KPMG is also using AI through KPMG Clara, its global audit platform. According to the firm, its governed AI agents can continuously analyse data and support data-intensive audit procedures, allowing auditors to focus on judgement, scepticism and deeper risk assessment.

Protecting financial data

As AI adoption grows, experts and industry players recommend a range of safeguards to protect confidential financial and employee information. These include using approved enterprise AI tools, minimising and masking sensitive data, enforcing strict access controls, maintaining audit trails, vetting vendors and ensuring human oversight.

“Regulated use of AI platforms is imperative for organisational leads to prevent any breach of confidentiality of financial and employee data.
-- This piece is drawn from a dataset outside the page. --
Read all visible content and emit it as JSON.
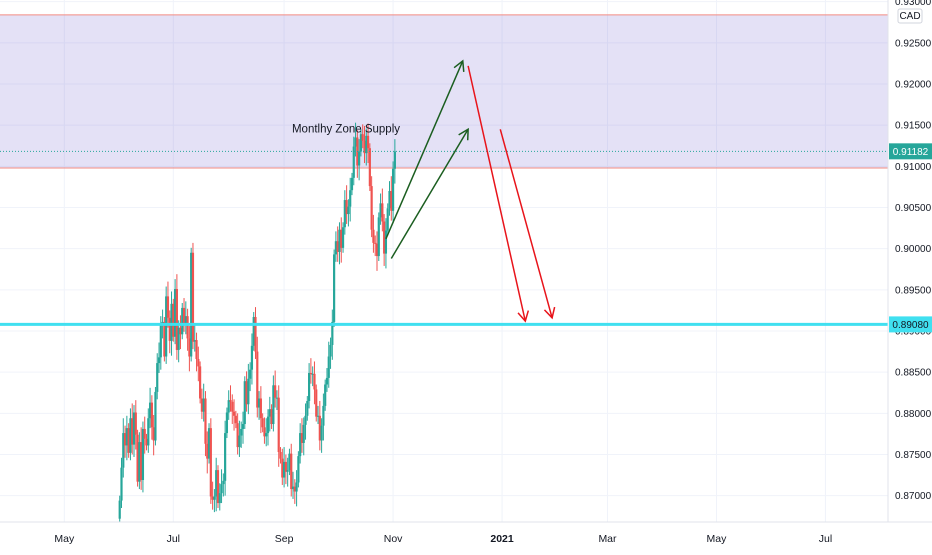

While it is strongly advised to install enterprise-licensed versions/ subscription-based AI agents before uploading sensitive information, additional safeguards such as masking/ encrypting personally identifiable information like employee names, PAN, Aadhaar, Bank Account details, or any other confidential financial payroll related information are imperative,” BDO’s Kher said.
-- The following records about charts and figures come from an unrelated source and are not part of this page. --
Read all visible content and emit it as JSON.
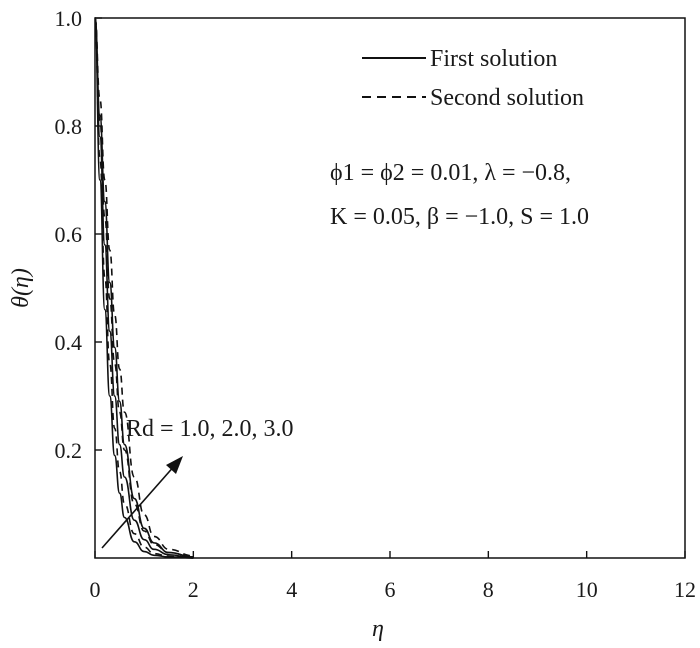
{
  "chart_data": {
    "type": "line",
    "xlabel": "η",
    "ylabel": "θ(η)",
    "xlim": [
      0,
      12
    ],
    "ylim": [
      0,
      1.0
    ],
    "x_ticks": [
      "0",
      "2",
      "4",
      "6",
      "8",
      "10",
      "12"
    ],
    "y_ticks": [
      "0.2",
      "0.4",
      "0.6",
      "0.8",
      "1.0"
    ],
    "legend": {
      "placement": "top-right",
      "entries": [
        {
          "label": "First solution",
          "style": "solid"
        },
        {
          "label": "Second solution",
          "style": "dashed"
        }
      ]
    },
    "parameter_text": {
      "line1": "ϕ1 = ϕ2 = 0.01, λ = −0.8,",
      "line2": "K = 0.05, β = −1.0, S = 1.0"
    },
    "arrow_annotation": "Rd = 1.0, 2.0, 3.0",
    "series": [
      {
        "group": "First solution",
        "Rd": 1.0,
        "x": [
          0,
          0.1,
          0.2,
          0.3,
          0.4,
          0.5,
          0.6,
          0.8,
          1.0,
          1.2,
          1.5,
          2.0
        ],
        "y": [
          1.0,
          0.7,
          0.46,
          0.3,
          0.19,
          0.12,
          0.075,
          0.03,
          0.012,
          0.005,
          0.002,
          0.0
        ]
      },
      {
        "group": "First solution",
        "Rd": 2.0,
        "x": [
          0,
          0.1,
          0.2,
          0.3,
          0.4,
          0.5,
          0.6,
          0.8,
          1.0,
          1.2,
          1.5,
          2.0
        ],
        "y": [
          1.0,
          0.78,
          0.58,
          0.42,
          0.3,
          0.21,
          0.15,
          0.07,
          0.034,
          0.016,
          0.006,
          0.0
        ]
      },
      {
        "group": "First solution",
        "Rd": 3.0,
        "x": [
          0,
          0.1,
          0.2,
          0.3,
          0.4,
          0.5,
          0.6,
          0.8,
          1.0,
          1.2,
          1.5,
          2.0
        ],
        "y": [
          1.0,
          0.82,
          0.66,
          0.51,
          0.39,
          0.29,
          0.21,
          0.11,
          0.055,
          0.028,
          0.01,
          0.002
        ]
      },
      {
        "group": "Second solution",
        "Rd": 1.0,
        "x": [
          0,
          0.1,
          0.2,
          0.3,
          0.4,
          0.5,
          0.6,
          0.8,
          1.0,
          1.2,
          1.5,
          2.0
        ],
        "y": [
          1.0,
          0.74,
          0.52,
          0.36,
          0.24,
          0.16,
          0.1,
          0.045,
          0.02,
          0.008,
          0.003,
          0.0
        ]
      },
      {
        "group": "Second solution",
        "Rd": 2.0,
        "x": [
          0,
          0.1,
          0.2,
          0.3,
          0.4,
          0.5,
          0.6,
          0.8,
          1.0,
          1.2,
          1.5,
          2.0
        ],
        "y": [
          1.0,
          0.81,
          0.63,
          0.48,
          0.36,
          0.27,
          0.2,
          0.1,
          0.05,
          0.025,
          0.01,
          0.002
        ]
      },
      {
        "group": "Second solution",
        "Rd": 3.0,
        "x": [
          0,
          0.1,
          0.2,
          0.3,
          0.4,
          0.5,
          0.6,
          0.8,
          1.0,
          1.2,
          1.5,
          2.0
        ],
        "y": [
          1.0,
          0.85,
          0.7,
          0.57,
          0.45,
          0.35,
          0.27,
          0.15,
          0.08,
          0.04,
          0.016,
          0.004
        ]
      }
    ]
  }
}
Beyond the tools employees use internally, companies also need visibility into AI systems used by third-party vendors, experts said.

“Organisations need to build a complete registry of all the AI tools being used across the business. Companies may think they know what tools their employees are using, but in reality, they may not have full visibility. Companies also need to take greater responsibility for their vendors. They need to understand what AI tools third parties are using, how data is being handled and what risks those systems create," Rishi Agrawal, Co-founder & CEO, TeamLease RegTech, told ET Online.

Agrawal also stressed the need for clear internal rules on the use of AI and the type of data employees can share with such tools.

“Every organisation needs an AI policy that clearly defines what employees can use AI for and what kind of data can be shared with AI tools. There are already frameworks and regulations from regulators such as the Reserve Bank of India (RBI) and Securities and Exchange Board of India (SEBI) that can be applied to AI-related risks,” he added.

The need for a proactive approach to AI safety and security has also been highlighted at the policy level. Chief Economic Advisor (CEA) V Anantha Nageswaran, speaking at an event organised by industry body ASSOCHAM in August, said, "I don't think we will have the luxury of time, particularly in the financial sector," stressing that institutions should first strengthen security frameworks to ensure "we don't lose what we already have" before leveraging AI at scale.

Putting the human auditor at the centre

As the focus on AI safeguards grows, the role of human judgement in the audit process can’t be overlooked.

Recently, the National Financial Reporting Authority (NFRA) — the regulator that oversees the audit profession in India — issued ten “general principles” on technology adoption in audits, encouraging the deployment of the latest tools but making it clear that the ultimate audit quality responsibility lies solely with the auditor. “Technology may inform and accelerate professional judgement; however, it cannot be a substitute for it and cannot be invoked to explain away an inappropriate conclusion,” the regulator said.

The “general principles” are part of the first edition of the NFRA Staff Series on Technology in Audit. They set out a principles-based framework, dos and don’ts and changes to audit processes and systems within which statutory auditors of public interest entities are required to evaluate, deploy and govern the use of technology.

According to Shah of Deloitte Haskins & Sells LLP, “AI operates within a human-led, AI-powered audit model. AI-generated outputs are reviewed, validated, and overseen by audit professionals before being used in audit workflows. Responsibility for evaluating evidence, addressing potential errors or false positives and reaching audit conclusions remains with audit practitioners.”

CAG is also expanding the use of AI

The Comptroller and Auditor General of India (CAG), the country’s supreme audit institution, has supported the use of AI through improved data analysis, anomaly detection, risk assessment and process automation under its Artificial Intelligence Strategy Framework.

According to the body, AI-generated outputs are to be used to support—not replace—auditors’ professional judgement and accountability.

The CAG has also issued an expression of interest (EoI) to establish a Sovereign AI and Data Platform with Agentic AI Applications, which is meant to serve as the central digital backbone for all present and future AI and analytics workloads.

Comptroller and Auditor General K Sanjay Murthy, while speaking at the 17th Annual Day of the Competition Commission of India (CCI), said that the country's apex auditor is modernising audit systems to improve the quality, speed and analytical depth of public auditing.

Evolving jobs, changing education

As the nature of work evolves, AI is also changing how audit teams are structured and how they operate.

According to Kapil Joshi, CEO of IT Staffing at Quess Corp, 15%-25% of compliance and reporting workflows in corporate functions are now being transformed through AI-assisted execution and automated audit trails. As per Quess Non-tech GCC Talent Landscape report, compliance is also becoming more platform-led, with 34%-38% of Finance, Risk & Governance job postings requiring skills in digital platforms, GRC tools and enterprise systems such as SAP S/4HANA, BlackLine, Alteryx and Power Automate.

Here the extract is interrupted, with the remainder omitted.